The cavities of my brain are getting deeper and deeper every day, and until now I can’t find the answer that leads me to understand the games of our minds..

No one has the right to find out, I see the routes of our lives parallel..
Slow motion seems fast in the dark.
Do you know how many times I've tried to spit out what is left? And what is left turns out to be a lot more when I get inside.

My conscience turns when morning arrives, weather changes with the blink of our eyes, that’s the first thing that comes to my mind..

I've tried to speak up but the tables have turned! And I can’t have anything in return, should I start building up this puzzle so that it fits correctly once again?
Next time I will cover my words, just to make sure I won’t leave earth again, my instincts run faster than truth, as long as I can still wake you up with my sight.

The story repeats again, but It’s not coming out of me yet.. When will it be the time, when I can finally stand up, wake up?

From this hill I can clearly see home, but when you think you’ll get it back, you turn your head to get a good slap in the face......

I’m not sure if I got something here to hold on to, but at the same time I always see myself in you.

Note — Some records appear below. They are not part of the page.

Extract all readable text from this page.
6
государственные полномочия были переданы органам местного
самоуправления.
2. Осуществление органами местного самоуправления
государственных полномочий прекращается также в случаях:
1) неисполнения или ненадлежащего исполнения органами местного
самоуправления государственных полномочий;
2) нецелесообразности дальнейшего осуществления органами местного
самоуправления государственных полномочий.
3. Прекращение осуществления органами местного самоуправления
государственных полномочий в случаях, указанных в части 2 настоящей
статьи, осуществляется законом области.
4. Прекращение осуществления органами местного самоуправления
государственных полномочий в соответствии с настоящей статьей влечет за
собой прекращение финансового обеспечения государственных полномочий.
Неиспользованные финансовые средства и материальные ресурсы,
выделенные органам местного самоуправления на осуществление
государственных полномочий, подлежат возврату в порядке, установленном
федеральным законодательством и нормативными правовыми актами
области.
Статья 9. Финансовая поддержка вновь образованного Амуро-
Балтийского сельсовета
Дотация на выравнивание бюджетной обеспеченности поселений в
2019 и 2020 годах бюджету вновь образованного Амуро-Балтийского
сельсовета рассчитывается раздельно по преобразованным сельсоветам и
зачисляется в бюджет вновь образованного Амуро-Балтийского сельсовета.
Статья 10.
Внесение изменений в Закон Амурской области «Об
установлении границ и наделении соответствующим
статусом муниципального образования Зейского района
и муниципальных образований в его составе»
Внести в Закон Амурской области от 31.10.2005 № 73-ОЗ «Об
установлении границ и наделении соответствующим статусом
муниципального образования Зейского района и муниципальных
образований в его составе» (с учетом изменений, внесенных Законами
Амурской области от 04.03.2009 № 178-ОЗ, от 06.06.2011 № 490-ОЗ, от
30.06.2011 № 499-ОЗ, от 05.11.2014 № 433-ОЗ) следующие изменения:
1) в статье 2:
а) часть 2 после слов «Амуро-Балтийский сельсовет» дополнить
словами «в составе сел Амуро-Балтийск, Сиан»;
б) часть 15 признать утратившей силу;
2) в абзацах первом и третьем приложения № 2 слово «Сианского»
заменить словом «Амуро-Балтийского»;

After all these time I’ve been thinking I have just realized, it will absolutely be worth trying.

All these written words burn at the time I end pronouncing them, because this unknown feeling doesn’t compare to anything.
After all these time I’ve been thinking I’ve just realized, today I know you’ll always be there just to keep me alive.

Oast

1 ke cachan lo que dije:

Maite said...

Oye una bestia la cancion! la letra está tan bakan... oí la canción y no me gustó tanto las vocales, pero está genialsasasasa!